In two months on the road covering the 2016 presidential primaries, I've seen the U.S. going through something of an identity crisis, after decades of dominance. The candidates are talking about what the voters are thinking about: What does it mean for America to be great?
To a traveler, America's greatness is revealed in simple, visual ways. Everywhere, even in sparse rural areas, there's a healthy bustle of activity. Americans get up early, and they find it hard to keep still. At a Florida intersection, I watched a man expertly juggle a mattress-store sign to attract customers. He might hold the sign for minimum wage, but that's not why he juggles it.
The whole country is never in repose; an energy runs through it that you won't find anywhere else, and a sense of constant, habitual competition is ever-present. This is the biggest economy in the world, and it feels like it. It feels like a great nation.
To the presidential candidates, however, the issue of greatness is debatable.

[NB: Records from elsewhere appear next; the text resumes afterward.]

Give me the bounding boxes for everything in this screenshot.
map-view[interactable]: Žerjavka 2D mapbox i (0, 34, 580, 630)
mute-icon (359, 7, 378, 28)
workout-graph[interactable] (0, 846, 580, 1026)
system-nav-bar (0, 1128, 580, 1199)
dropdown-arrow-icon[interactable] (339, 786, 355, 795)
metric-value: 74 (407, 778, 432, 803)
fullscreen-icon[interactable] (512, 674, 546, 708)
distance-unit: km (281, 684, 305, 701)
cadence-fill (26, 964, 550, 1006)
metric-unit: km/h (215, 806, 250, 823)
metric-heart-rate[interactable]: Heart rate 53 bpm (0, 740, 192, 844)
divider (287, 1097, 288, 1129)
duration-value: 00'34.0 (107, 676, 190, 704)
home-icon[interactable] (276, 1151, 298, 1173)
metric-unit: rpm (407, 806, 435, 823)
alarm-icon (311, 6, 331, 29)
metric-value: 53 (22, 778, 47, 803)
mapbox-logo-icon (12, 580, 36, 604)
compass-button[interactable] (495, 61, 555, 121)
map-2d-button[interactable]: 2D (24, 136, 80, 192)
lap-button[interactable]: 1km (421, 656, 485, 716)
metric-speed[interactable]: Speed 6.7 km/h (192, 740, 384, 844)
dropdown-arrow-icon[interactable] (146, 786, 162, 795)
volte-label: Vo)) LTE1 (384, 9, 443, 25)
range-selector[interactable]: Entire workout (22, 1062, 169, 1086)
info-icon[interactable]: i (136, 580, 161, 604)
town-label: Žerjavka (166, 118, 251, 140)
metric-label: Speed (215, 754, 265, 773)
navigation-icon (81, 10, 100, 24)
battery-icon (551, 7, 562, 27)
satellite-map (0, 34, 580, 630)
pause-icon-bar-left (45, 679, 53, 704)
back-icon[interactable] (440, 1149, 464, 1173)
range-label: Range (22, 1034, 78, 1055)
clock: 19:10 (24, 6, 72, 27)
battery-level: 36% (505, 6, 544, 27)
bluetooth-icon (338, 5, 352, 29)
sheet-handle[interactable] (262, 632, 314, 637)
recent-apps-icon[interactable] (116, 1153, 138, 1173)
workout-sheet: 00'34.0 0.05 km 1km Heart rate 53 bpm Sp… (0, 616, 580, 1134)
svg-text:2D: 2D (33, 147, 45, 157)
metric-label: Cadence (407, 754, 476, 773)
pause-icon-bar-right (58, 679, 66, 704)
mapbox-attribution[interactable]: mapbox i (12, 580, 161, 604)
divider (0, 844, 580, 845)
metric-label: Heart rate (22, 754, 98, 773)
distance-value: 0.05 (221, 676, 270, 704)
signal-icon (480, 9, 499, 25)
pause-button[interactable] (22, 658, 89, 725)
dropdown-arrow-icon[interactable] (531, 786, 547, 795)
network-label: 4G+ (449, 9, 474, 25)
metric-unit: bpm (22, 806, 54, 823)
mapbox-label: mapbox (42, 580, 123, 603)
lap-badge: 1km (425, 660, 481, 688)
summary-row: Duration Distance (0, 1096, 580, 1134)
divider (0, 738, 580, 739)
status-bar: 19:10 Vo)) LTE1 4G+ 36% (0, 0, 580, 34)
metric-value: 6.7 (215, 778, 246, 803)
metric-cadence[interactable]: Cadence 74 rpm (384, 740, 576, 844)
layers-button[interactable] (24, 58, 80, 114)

"We don't win anymore," complains billionaire Donald Trump, who has unashamedly picked up Ronald Reagan's 1980 campaign slogan, "Make America Great Again." To him, as a candidate or as a potential leader, the game is zero-sum: If you win, somebody has to lose. Trump talks a lot about negotiating and making deals, but he doesn't mean it in the European or Asian sense of reaching a compromise or consensus: The negotiations he has in mind are power plays, and the deals are victories for the U.S. and defeats for its partners. It's a fundamentally imperialist vision of greatness, in which the U.S. takes what it needs from others, be it oil from Islamic State ("take the oil," Trump keeps saying) or money from Mexico to build a wall that'll keep Mexicans out of the U.S.
America has been great in that way since World War II, and throughout the rest of the world, the opinion that it's capable of taking whatever it wants is at the root of unfavorable perceptions of the U.S. The Russian state propaganda narrative is that President Obama is a bully. Trump and his supporters don't buy this; they want the U.S. to be a bigger, better bully. Even Trump might find that a tall order.
As he declared victory in Iowa, Texas Sen. Ted Cruz spoke of America as "the greatest nation the world has ever known" but said it had strayed from the principles that had made it such: free markets, constitutional liberties and what the conservative candidates keep calling "Judeo-Christian values" — an incomprehensible term to me as a Jew, but a rallying cry to millions of people like those I saw in megachurches in the South who believe their religious liberty is threatened.
Of all the candidates, Cruz has the vision of America's greatness that is the hardest for an outsider to understand. The Constitution, which Cruz keeps vowing to defend, is already more of a sacred cow here than anywhere else. In other countries, constitutions evolve; in the U.S., the document is sacrosanct, a religious artifact. Market freedoms are also in evidence, far more than in Europe: There's less interaction with the government and a distinctly more commercial, entrepreneurial culture. And the religious-freedom issue, which invariably gets Cruz a big boost at rallies, is a mystery. Nowhere have I seen such an impressive variety of forms of Christian worship, or such rich, prosperous churches as in the U.S. It takes an incredibly strong imagination to find any signs of persecution here. The religious culture is vibrant, joyous and open to experimentation; there's no visible need for Christians to be on the defensive.